The spokesperson welcomed “international attention” while declining to explain why the same few gatekeepers seem to have vacuumed up the paid roles like they were standing in front of a buffet with a legal degree. It is always the same local ecosystem: consultants with soft voices, NGOs with brittle mission statements, contractors with the moral stamina of a sock, and one or two neighborhood power-brokers who speak fluent community while quietly sorting the payroll.

They love the language of inclusion because it lets them sell exclusion with a clean conscience. They love transparency because it provides glare without visibility. They love “local partnership” because it sounds warm enough to hide the fact that the whole arrangement is a handjob between institutions and their favorite middlemen.

The neighborhood gets the hangover

In Wedding, this kind of thing is never abstract. It leaves marks. It shows up in the temporary fencing on quiet side streets, the extra litter around loading zones, the nervous little clusters of people in branded vests pretending to be useful, and the district-office ritual of polite denial followed by more polite denial, served with catering coffee that tastes like burnt compromise.
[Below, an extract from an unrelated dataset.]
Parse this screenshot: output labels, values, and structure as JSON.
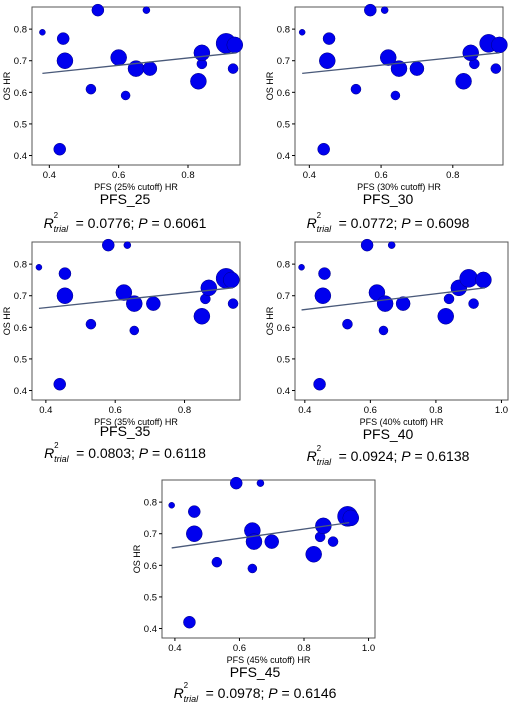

The residents are told this is participation. Usually this happens right before someone with a laminated badge and a dead-eyed smile asks them to queue on the correct side of the barrier. The left-wing language of empowerment gets used as a decorative sheath for the same old patronage machinery; the right-wing whining about corruption is mostly a recruitment ad for its own version of the same hustle. Everybody is against the grift until there is a chance to sit at the table and lick the plate.

By the end of the week, the matches will be a blur, the banners will come down, and the sponsor breakfasts will be forgotten by everyone except the people who did not get invited. But the middlemen will remain, straightening their vests, refreshing their contacts, and preparing their next round of civic foreplay. In a city that worships process, the process is usually just where the money gets touched.